Une nouvelle chance après une vie de travail forcé
25 mars 2022
Shanti et son mari viennent d’une communauté pauvre de Kanchanpur, au Népal. En échange d’un terrain pour construire un abri, ils se sont retrouvés en situation de servitude pour dettes. Mais grâce à la détermination inébranlable de Shanti, et avec le soutien du projet Bridge de l’OIT, elle est devenue maçonne, réussissant à offrir une vie décente à sa famille tout en défiant les préjugés sexistes.
Photo: Shanti Danuk © ILO
Je m’appelle Shanti, j’ai 45 ans et je vis à Kanchanpur au Népal. Mon mari a été travailleur asservi jusqu’à ce que son mauvais état de santé l’oblige à arrêter à presque 70 ans. Si j’avais eu le choix, je n’aurais jamais accepté de devenir une travailleuse asservie, mais c’était inévitable. Jusqu’à récemment, nous ne pouvions rien envisager d’autre pour nous.
Parfois, la vie ne vous offre pas le choix. Nous n’avions pas de terrain à nous, et nous ne pouvions pas non plus nous permettre de louer ou d’acheter un terrain pour construire notre maison. Par conséquent, lorsqu’un propriétaire foncier nous a offert un petit bout de terrain pour construire un abri temporaire en échange de services à vie, nous avons accepté de devenir des travailleurs asservis.
Pendant que mon mari labourait le champ, je plantais et récoltais les céréales. Nous étions payés en nature, principalement en céréales, mais cela ne suffisait pas à nourrir la famille. Parfois, mes enfants devaient se coucher le ventre vide. De même, le propriétaire de la terre ne prenait pas en charge nos frais médicaux. Nous devions les payer nous-mêmes. Notre condition était si misérable que je ne pouvais pas me permettre d’acheter un cahier ou des crayons pour l’éducation de mes enfants. Nous étions dans une situation désespérée.
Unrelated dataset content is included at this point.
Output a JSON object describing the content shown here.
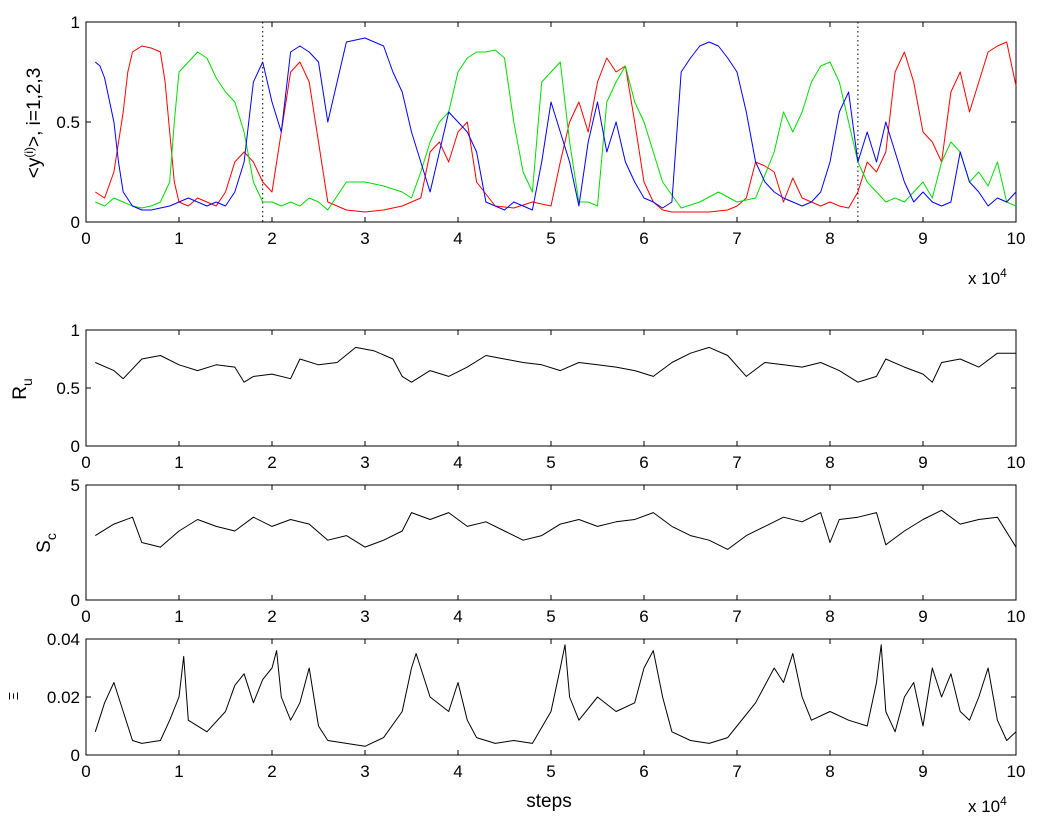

Alors que je cherchais un meilleur emploi, je suis tombée sur une information concernant le programme de formation en maçonnerie organisé par la Haliya Free Society. Le processus d’inscription, cependant, n’a pas été facile pour moi. Pour s’inscrire à la formation, le candidat intéressé devait présenter une carte de citoyenneté et une photo. J’ai dû passer par un processus difficile pour obtenir la carte de citoyenneté, car je n’avais aucune propriété foncière ni aucun autre document officiel pour prouver mon identité. Finalement, après bien des difficultés, l’officier d’état civil du district a accepté de me délivrer une carte de citoyenneté en reconnaissant celle de mon mari.
J’étais impatiente de participer à la formation. Il y avait 26 participants, uniquement des femmes sauf un homme. Dans un premier temps, nous avons appris le principe de l’éthique commerciale. Petit à petit, le formateur a élargi nos connaissances sur l’utilisation des briques, du sable et du ciment. Pendant la formation, j’ai appris comment mélanger le béton, comment disposer et positionner les briques pendant la construction, comment mesurer la taille des briques et utiliser le fil à plomb pour mesurer la distance par rapport au mur. Nous avons également reçu une formation sur les méthodes pour creuser et construire les fondations de la maison. Il s’agissait notamment de connaître la profondeur de pose d’une fondation, puis de choisir le bon matériau et de l’utiliser avec précision. Je sais maintenant utiliser différents outils de maçonnerie pour la construction et les mesures. La formation en maçonnerie m’a rendue compétente.
Jusqu’à présent, j’ai accepté 15 missions de construction et gagné 2 530 dollars. J’ai investi une partie de ce revenu dans l’achat d’un terrain et la construction d’une maison. Dans de nombreux emplois, les hommes gagnent presque le double de ce que gagnent les femmes pour le même travail. Cependant, il n’y a aucune discrimination de la part de mon employeur. Nous recevons un salaire égal, quel que soit notre sexe, soit 6 dollars par jour. Chaque mois, je dépose 9,26 dollars dans une coopérative locale après avoir déduit le coût des médicaments de mon mari et des frais du ménage.
Je suis satisfaite de mon travail. Suivant mon exemple, d’autres femmes se sont montrées très intéressées par ce métier, tandis que d’autres hésitent encore car il reste perçu comme un travail que les femmes sont incapables de faire. Je n’ai jamais pensé que je serais capable de terminer la formation mais aujourd’hui, je suis devenue maçonne. Maintenant, je veux continuer. Si j’en ai l’occasion, je m’inscrirai à une formation de niveau 2. Cela m’aidera à élargir mon champ de compétences à la construction des piliers et des toits.